Bug 901241

Summary:	sci-libs/vtk-9.2.5: computes absurdly large build-time RAM requirement
Product:	Gentoo Linux	Reporter:	Will Simoneau <bugzilla>
Component:	Current packages	Assignee:	Gentoo Science Related Packages <sci>
Status:	RESOLVED FIXED
Severity:	normal	CC:	negril.nx+gentoo, proxy-maint, waebbl-gentoo
Priority:	Normal	Keywords:	PullRequest
Version:	unspecified
Hardware:	All
OS:	Linux
See Also:	https://github.com/gentoo/gentoo/pull/31487
Whiteboard:
Package list:		Runtime testing required:	---

Description Will Simoneau 2023-03-14 19:51:18 UTC

* Checking for at least 372736 MiB RAM ...
 [ !! ]
 * There is NOT at least 372736 MiB RAM
 * Checking for at least 12288 MiB disk space at "/var/tmp/portage/sci-libs/vtk-9.2.5/temp" ...
 [ ok ]
 * 
 * Space constraints set in the ebuild were not met!
 * The build will most probably fail, you should enhance the space
 * as per failed tests.
 * 
 * ERROR: sci-libs/vtk-9.2.5::gentoo failed (pretend phase):
 *   Build requirements not met!

This is with MAKEOPTS="-j52 -l128" and USE="cuda" on a machine with 2x Xeon Gold 6230R (52 cores / 104 threads) and 192GB RAM.

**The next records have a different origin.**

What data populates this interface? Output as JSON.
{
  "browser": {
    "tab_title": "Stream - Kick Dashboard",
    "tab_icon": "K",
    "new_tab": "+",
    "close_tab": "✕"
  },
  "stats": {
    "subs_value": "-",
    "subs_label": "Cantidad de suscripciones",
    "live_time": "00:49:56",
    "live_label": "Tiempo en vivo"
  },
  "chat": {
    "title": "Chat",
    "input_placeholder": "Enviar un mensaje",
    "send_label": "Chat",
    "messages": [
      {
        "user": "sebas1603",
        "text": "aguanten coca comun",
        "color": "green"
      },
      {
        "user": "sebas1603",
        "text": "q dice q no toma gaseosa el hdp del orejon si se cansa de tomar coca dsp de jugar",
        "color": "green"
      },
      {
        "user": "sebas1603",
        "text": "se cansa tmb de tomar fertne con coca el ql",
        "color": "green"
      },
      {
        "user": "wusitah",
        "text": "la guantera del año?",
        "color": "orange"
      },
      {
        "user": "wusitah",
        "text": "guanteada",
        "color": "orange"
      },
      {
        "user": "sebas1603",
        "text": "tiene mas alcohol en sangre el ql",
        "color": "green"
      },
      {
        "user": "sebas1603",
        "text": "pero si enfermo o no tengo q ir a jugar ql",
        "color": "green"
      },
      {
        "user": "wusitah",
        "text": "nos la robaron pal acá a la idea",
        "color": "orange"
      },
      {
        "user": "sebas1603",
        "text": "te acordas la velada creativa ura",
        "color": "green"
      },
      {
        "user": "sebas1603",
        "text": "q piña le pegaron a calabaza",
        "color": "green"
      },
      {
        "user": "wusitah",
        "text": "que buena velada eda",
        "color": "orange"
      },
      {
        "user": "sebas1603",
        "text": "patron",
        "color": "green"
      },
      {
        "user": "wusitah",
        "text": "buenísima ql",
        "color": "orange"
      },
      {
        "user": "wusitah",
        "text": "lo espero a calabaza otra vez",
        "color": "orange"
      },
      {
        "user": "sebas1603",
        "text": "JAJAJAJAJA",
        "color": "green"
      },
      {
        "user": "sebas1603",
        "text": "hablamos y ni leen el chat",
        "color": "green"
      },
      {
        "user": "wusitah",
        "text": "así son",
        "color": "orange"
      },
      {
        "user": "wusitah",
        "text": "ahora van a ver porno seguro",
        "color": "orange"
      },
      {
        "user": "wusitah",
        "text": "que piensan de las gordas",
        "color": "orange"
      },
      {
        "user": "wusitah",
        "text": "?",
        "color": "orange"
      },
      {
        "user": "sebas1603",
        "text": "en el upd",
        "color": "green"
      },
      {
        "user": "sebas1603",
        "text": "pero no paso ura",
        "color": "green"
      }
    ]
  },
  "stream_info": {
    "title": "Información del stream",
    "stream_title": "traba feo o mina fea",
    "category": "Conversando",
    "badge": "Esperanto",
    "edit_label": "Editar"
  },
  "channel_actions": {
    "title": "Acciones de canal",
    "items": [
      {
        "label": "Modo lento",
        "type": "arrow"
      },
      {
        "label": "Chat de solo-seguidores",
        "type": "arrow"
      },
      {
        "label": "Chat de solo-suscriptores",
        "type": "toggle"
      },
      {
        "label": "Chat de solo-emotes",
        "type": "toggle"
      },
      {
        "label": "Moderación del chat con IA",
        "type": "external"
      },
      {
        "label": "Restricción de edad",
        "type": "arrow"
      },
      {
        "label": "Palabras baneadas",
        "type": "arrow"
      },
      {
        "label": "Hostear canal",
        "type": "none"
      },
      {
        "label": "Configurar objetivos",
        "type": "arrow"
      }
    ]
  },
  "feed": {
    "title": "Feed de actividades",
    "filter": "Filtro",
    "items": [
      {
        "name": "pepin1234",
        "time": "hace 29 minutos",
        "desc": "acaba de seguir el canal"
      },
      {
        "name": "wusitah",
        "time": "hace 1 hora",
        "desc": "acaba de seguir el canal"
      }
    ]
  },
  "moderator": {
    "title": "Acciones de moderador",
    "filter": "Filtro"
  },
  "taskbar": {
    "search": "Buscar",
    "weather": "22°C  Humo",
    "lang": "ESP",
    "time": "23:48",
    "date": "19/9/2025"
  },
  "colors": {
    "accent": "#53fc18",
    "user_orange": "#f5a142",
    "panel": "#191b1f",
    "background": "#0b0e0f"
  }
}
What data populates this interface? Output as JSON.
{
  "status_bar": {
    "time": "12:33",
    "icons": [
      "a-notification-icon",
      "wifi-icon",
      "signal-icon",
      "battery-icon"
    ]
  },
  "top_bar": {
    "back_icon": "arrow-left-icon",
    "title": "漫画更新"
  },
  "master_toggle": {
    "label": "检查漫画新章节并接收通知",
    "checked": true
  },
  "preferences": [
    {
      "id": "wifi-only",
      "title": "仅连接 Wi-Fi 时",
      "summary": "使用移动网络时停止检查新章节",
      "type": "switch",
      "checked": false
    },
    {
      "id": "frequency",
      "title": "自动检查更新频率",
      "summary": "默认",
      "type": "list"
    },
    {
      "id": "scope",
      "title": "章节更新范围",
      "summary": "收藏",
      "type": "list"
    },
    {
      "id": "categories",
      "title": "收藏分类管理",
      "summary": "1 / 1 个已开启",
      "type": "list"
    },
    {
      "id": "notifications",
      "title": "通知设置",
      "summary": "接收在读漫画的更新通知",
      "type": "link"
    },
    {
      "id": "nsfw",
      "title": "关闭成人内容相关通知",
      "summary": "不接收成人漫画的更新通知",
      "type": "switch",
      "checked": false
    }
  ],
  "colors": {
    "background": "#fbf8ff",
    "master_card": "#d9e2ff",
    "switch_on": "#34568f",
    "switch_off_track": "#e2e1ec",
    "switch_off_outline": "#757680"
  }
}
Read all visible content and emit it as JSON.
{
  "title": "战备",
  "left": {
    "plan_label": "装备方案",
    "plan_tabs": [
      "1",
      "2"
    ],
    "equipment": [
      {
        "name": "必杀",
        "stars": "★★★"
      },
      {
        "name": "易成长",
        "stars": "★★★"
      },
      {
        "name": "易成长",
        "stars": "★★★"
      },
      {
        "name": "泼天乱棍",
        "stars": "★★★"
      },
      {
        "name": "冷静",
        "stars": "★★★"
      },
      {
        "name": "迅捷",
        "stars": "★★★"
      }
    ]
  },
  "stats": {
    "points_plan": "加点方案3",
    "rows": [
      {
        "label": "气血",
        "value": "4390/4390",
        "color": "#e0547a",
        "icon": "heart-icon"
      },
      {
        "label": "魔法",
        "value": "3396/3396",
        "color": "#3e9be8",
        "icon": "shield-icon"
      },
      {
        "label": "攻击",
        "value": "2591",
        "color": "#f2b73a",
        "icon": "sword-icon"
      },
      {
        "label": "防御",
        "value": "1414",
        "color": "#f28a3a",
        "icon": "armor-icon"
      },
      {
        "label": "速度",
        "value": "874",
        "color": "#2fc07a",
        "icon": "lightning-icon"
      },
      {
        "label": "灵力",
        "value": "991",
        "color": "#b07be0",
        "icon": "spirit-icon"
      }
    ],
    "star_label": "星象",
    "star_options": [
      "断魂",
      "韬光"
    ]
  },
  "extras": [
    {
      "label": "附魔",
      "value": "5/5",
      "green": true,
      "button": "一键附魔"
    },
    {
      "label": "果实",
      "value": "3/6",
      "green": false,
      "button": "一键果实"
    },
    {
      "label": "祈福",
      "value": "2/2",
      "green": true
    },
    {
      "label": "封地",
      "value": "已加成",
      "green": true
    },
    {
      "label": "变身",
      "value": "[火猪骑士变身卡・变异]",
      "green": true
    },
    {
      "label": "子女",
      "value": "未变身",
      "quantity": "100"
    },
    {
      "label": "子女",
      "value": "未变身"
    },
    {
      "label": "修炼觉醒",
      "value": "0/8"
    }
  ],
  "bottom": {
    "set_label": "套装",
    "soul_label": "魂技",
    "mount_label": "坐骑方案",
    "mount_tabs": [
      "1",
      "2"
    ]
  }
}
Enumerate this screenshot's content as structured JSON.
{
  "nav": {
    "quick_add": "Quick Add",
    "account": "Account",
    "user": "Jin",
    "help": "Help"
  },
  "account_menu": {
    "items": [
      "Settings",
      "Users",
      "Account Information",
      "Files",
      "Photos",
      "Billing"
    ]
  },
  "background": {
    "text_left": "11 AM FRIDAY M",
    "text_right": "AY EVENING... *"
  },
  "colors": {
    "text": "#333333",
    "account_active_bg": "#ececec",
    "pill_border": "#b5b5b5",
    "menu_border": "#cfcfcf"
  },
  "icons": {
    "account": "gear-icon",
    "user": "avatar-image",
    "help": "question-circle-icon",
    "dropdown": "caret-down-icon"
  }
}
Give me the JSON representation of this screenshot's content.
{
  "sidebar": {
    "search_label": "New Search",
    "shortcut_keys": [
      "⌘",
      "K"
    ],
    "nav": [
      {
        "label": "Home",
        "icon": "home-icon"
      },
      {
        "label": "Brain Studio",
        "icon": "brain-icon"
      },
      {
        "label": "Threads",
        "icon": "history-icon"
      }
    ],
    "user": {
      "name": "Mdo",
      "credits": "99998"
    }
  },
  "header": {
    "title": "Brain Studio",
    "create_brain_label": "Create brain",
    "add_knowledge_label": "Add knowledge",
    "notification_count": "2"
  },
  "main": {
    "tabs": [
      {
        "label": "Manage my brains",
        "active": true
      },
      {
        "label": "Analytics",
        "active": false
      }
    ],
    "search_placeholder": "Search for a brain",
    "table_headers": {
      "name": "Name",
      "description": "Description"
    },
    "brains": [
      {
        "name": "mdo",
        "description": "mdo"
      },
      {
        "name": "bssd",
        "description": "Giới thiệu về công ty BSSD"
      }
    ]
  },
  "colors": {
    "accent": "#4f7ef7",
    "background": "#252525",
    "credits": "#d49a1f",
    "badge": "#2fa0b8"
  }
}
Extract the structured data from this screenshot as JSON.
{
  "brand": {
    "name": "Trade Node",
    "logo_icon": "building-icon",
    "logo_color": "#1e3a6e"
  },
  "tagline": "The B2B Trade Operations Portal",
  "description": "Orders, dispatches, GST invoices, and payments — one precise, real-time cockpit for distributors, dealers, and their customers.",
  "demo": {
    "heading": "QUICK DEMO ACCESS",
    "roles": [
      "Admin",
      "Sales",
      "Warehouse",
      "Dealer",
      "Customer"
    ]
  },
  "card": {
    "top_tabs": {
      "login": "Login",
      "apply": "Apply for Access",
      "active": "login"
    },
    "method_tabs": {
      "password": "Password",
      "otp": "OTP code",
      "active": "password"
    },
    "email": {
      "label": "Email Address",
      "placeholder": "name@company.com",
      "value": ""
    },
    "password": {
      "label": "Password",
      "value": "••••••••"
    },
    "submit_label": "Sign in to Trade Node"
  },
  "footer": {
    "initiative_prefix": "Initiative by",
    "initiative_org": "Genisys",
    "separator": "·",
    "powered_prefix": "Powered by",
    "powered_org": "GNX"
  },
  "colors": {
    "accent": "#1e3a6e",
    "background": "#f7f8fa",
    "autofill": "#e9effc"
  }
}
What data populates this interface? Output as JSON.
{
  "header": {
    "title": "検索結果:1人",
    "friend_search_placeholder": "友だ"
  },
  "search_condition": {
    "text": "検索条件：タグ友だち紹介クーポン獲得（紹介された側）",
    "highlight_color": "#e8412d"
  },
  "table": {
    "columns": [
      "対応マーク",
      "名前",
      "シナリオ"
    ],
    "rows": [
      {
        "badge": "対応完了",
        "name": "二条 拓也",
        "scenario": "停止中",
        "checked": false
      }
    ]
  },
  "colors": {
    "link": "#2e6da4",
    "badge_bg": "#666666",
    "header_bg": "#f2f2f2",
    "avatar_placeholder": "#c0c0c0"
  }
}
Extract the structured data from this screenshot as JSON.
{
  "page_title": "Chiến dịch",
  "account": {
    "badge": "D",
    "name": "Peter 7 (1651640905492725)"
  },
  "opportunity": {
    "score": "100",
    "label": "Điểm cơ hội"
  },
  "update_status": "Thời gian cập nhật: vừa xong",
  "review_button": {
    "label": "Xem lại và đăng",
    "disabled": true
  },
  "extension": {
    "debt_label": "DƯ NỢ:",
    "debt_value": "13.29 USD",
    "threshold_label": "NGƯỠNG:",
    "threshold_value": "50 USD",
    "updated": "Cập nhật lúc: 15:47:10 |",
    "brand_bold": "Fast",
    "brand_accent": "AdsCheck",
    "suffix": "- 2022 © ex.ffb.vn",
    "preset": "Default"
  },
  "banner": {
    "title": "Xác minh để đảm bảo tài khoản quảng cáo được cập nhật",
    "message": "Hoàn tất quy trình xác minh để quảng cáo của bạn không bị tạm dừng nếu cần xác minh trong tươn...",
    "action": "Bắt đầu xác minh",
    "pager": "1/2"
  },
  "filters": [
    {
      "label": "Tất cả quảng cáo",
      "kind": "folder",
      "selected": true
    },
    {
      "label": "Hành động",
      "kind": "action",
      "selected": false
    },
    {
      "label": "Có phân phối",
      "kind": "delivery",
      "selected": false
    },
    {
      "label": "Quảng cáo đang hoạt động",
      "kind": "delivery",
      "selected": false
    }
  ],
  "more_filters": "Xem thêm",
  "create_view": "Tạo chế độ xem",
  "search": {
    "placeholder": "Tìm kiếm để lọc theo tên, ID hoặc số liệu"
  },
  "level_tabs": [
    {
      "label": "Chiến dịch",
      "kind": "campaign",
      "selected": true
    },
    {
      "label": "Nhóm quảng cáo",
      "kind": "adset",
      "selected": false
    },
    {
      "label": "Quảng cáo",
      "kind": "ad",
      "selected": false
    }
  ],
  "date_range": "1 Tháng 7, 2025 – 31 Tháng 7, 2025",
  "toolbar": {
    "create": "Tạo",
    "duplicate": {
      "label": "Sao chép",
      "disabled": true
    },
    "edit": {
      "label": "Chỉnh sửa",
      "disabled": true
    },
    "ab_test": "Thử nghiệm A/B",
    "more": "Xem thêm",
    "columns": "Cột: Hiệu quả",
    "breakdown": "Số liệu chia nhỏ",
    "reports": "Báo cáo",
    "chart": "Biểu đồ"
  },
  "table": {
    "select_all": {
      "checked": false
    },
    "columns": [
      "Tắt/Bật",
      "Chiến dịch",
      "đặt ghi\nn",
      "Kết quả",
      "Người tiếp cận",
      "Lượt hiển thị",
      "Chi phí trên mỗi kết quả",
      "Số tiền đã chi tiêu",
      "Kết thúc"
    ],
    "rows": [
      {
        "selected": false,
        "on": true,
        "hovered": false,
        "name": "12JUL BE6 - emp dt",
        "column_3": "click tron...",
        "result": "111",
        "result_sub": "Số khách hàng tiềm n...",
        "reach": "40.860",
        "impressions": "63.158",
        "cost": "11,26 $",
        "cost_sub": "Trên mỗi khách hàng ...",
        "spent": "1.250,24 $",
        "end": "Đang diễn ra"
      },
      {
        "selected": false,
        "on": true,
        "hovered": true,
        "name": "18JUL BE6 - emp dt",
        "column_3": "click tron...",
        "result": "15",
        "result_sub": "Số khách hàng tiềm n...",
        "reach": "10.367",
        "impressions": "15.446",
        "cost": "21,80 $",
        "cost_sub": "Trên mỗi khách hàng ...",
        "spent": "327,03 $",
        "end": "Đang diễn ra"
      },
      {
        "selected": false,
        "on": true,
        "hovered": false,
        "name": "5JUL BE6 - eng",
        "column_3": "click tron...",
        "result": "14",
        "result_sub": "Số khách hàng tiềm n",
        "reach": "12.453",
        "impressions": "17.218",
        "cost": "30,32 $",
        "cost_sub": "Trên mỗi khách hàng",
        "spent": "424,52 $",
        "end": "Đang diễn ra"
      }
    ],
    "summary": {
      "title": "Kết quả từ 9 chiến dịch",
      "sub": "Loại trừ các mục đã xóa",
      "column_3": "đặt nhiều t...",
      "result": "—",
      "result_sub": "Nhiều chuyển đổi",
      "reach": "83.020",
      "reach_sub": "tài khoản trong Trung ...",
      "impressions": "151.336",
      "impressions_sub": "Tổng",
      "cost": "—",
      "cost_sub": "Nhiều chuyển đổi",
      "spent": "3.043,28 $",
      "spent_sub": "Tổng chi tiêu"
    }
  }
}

I've never run this machine OOM despite running "emerge -j13" in 3 build chroots simultaneously on a regular basis.  VTK 9.1.0 has successfully built on 11 previous occasions, and I very much doubt that VTK 9.2.5 requires drastically more memory to build than 9.1.0 did.

Reproducible: Always

Steps to Reproduce:
1. Set a high (though completely appropriate) number of parallel jobs in MAKEOPTS="-jN"
2. Have less than (N)*7168MB RAM installed
3. Try to build sci-libs/vtk-9.2.5
Actual Results:  
 * Checking for at least 372736 MiB RAM ...
 [ !! ]
 * There is NOT at least 372736 MiB RAM

Expected Results:  
Build of sci-libs/vtk-9.2.5 should have been attempted

sci-libs/vtk/vtk-9.2.5.ebuild:

vtk_check_reqs() {
    local dsk=4096
    local mem=$(( $(usex cuda 7168 0) ))

    dsk=$(( $(usex doc 3072 0) + ${dsk} ))
    dsk=$(( $(usex examples 3072 0) + ${dsk} ))
    dsk=$(( $(usex cuda 8192 0) + ${dsk} ))

    # In case users are not aware of the extra NINJAOPTS, check
    # for the more common MAKEOPTS, in case NINJAOPTS is empty
    local jobs=1
    if [[ -n "${NINJAOPTS}" ]]; then
        jobs=$(makeopts_jobs "${NINJAOPTS}" "$(get_nproc)")
    else
        if [[ -n "${MAKEOPTS}" ]]; then
            jobs=$(makeopts_jobs "${MAKEOPTS}" "$(get_nproc)")
        fi
    fi
    mem=$(( ${mem} * ${jobs} ))

    use cuda && export CHECKREQS_MEMORY=${mem}M
    export CHECKREQS_DISK_BUILD=${dsk}M

    check-reqs_pkg_${EBUILD_PHASE}
}


Multiplying the memory requirement by the number of build jobs is complete nonsense.  The minimum amount of memory required for the build to succeed is in general *NOT* a linear function of the number of parallel build jobs.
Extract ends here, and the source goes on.